Dalam sambutannya, Ketua Umum DEWA KRESNA DPP Samsul Bahri menegaskan bahwa organisasi ini lahir sebagai panggilan moral untuk menghadirkan wadah wartawan yang kuat secara struktural sekaligus kokoh secara etika dan nilai.
“DEWA KRESNA lahir dari kesadaran bahwa pers memiliki tanggung jawab besar dalam menjaga demokrasi dan mencerdaskan kehidupan bangsa. Kami ingin membangun organisasi yang menjadi rumah bersama bagi wartawan profesional, independen, berintegritas, dan berani menyuarakan kebenaran secara beradab,” tegasnya.
Ia menambahkan, DEWA KRESNA DPP akan fokus pada peningkatan kualitas sumber daya wartawan melalui pendidikan, pembinaan, serta penguatan pemahaman terhadap etika jurnalistik dan hukum pers.
Sementara itu, Dewan Pembina DEWA KRESNA DPP Suyatmin menekankan bahwa profesi wartawan memiliki dimensi moral, sosial, dan kebangsaan yang harus dijaga.
“Pers adalah penjaga nurani publik. Wartawan bukan sekadar pencari berita, tetapi pengemban tanggung jawab moral kepada masyarakat. DEWA KRESNA harus menjadi teladan dalam menjaga marwah pers dan integritas pribadi,” ujarnya.
Dewan Penasihat H. Agus Sumarna juga mengingatkan pentingnya kedewasaan dalam menjalankan fungsi kontrol sosial.
“Kritik adalah ruh demokrasi, namun harus disampaikan secara berimbang, beretika, dan tidak menyesatkan.
Wartawan harus tajam dalam analisis, tetapi tetap santun dan menjunjung nilai kemanusiaan,” katanya.

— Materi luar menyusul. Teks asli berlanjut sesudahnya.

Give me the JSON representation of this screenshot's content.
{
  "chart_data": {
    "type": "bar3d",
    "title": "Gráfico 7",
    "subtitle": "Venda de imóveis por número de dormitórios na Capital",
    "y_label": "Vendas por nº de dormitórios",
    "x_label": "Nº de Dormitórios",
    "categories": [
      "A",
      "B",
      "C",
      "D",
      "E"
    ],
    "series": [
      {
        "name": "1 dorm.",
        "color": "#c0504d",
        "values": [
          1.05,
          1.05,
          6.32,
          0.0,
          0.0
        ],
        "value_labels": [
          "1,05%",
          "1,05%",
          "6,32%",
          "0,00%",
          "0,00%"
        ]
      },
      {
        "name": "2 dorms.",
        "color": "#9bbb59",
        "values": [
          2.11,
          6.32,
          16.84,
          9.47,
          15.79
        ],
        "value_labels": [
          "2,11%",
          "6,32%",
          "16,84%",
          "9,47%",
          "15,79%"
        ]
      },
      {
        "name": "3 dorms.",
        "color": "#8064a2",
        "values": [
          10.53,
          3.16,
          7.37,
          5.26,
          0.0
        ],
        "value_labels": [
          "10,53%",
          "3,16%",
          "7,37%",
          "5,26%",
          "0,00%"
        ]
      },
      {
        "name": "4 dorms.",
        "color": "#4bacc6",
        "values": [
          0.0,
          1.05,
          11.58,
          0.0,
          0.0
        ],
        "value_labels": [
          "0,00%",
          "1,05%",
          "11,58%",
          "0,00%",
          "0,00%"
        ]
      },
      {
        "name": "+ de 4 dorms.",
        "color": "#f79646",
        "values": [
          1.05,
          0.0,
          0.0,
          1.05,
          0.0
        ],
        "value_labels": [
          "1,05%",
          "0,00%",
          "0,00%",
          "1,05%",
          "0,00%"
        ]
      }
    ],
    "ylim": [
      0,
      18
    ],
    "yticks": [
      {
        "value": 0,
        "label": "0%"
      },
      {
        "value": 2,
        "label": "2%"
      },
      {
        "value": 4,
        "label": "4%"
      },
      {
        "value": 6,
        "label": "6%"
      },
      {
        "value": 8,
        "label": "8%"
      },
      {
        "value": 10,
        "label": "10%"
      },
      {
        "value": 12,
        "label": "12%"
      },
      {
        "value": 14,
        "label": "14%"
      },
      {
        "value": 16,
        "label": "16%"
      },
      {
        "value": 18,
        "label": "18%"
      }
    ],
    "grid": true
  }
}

Mewakili Kapolres Metro Tangerang Kota, AKP Prapto Lasono menyampaikan apresiasi atas deklarasi tersebut dan menegaskan bahwa pers merupakan mitra strategis kepolisian dalam menjaga kondusivitas dan kepercayaan publik.
“Kami berharap DEWA KRESNA menjadi organisasi wartawan yang profesional, menjunjung tinggi etika, serta turut menjaga stabilitas melalui pemberitaan yang akurat dan bertanggung jawab,” ungkapnya.
Sebagai bagian dari rangkaian kegiatan, deklarasi juga diisi dengan santunan kepada anak yatim dan dhuafa sebagai bentuk kepedulian sosial organisasi.
Suasana semakin semarak dengan hiburan rakyat yang dimeriahkan oleh Engkus Entertainment, menghadirkan nuansa kebersamaan di tengah momentum bersejarah tersebut.
Deklarasi ini menjadi tonggak awal perjalanan DEWA KRESNA DPP dalam membangun ekosistem pers nasional yang profesional, beretika, serta berpihak pada kepentingan publik dan keutuhan Negara Kesatuan Republik Indonesia.